In a strange Europhile effort to convert such facts into proof Europe is strong and the United States weak, The Economist asserts that "contrary to popular perceptions, America's economy has not significantly outperformed Europe's in recent years." They claim "America's GDP growth has been faster than Europe's ... mostly because its population has grown more quickly."
Even if growth of per capita GDP was really that similar (aside from America's unique troubles with terrorism and corporate scandal in 2001-2002), the argument is unpersuasive. One reason U.S. population has grown more quickly is that Europeans moved here in search of lower taxes and better job opportunities. The euro area's unemployment rate is nearly 8 percent.

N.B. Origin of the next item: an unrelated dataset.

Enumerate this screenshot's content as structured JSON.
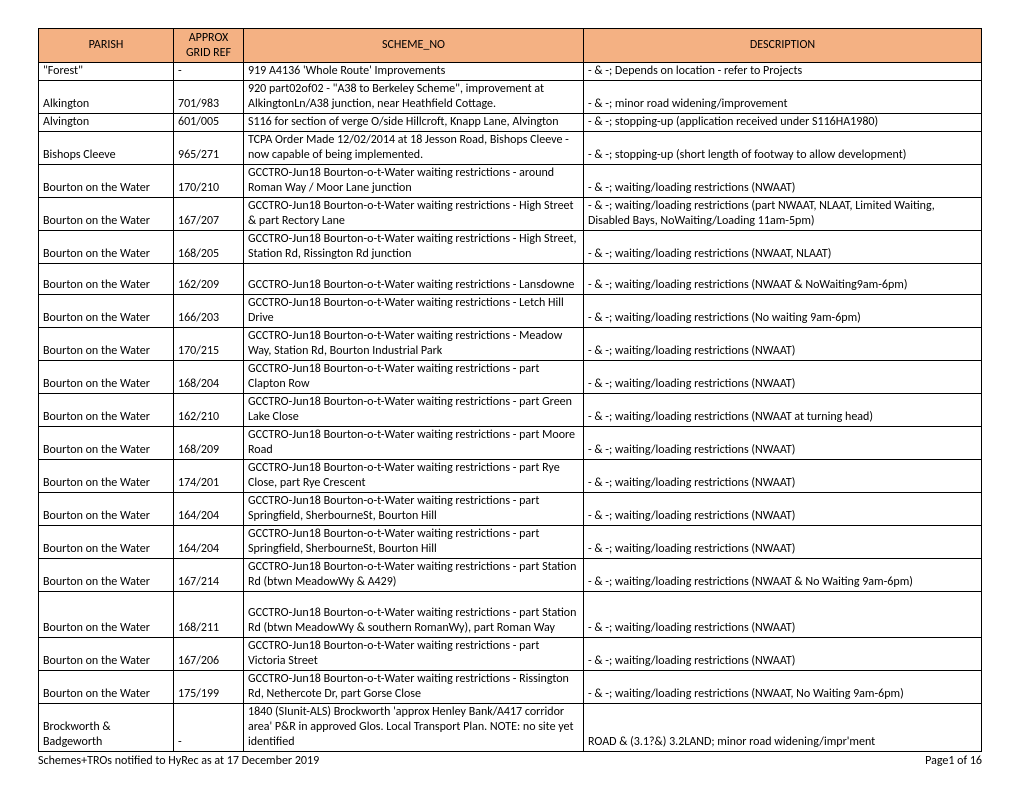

The Economist says euro countries boast reasonably strong growth in output per worker (productivity), but they do that by squeezing a little more output out of the same or fewer workers.
The truth is that the United States always runs a sizable current account deficit whenever the economy is growing faster than most others, regardless whether the federal budget is in surplus or deficit. The only time the U.S. current account shrinks significantly is when the United States falls into recession. Yet nobody ever seems to appreciate that solution to "global imbalances."
I see no hint of recession in any of the major economies. If I were putting odds on where such trouble might occur, however, I would look first at places where interest rates are rising, like the euro area, and not at the United States, where interest rates are modest and stable. And although I stopped speculating in currencies, I used to do fairly well by watching what magazine covers predicted and then betting on the opposite.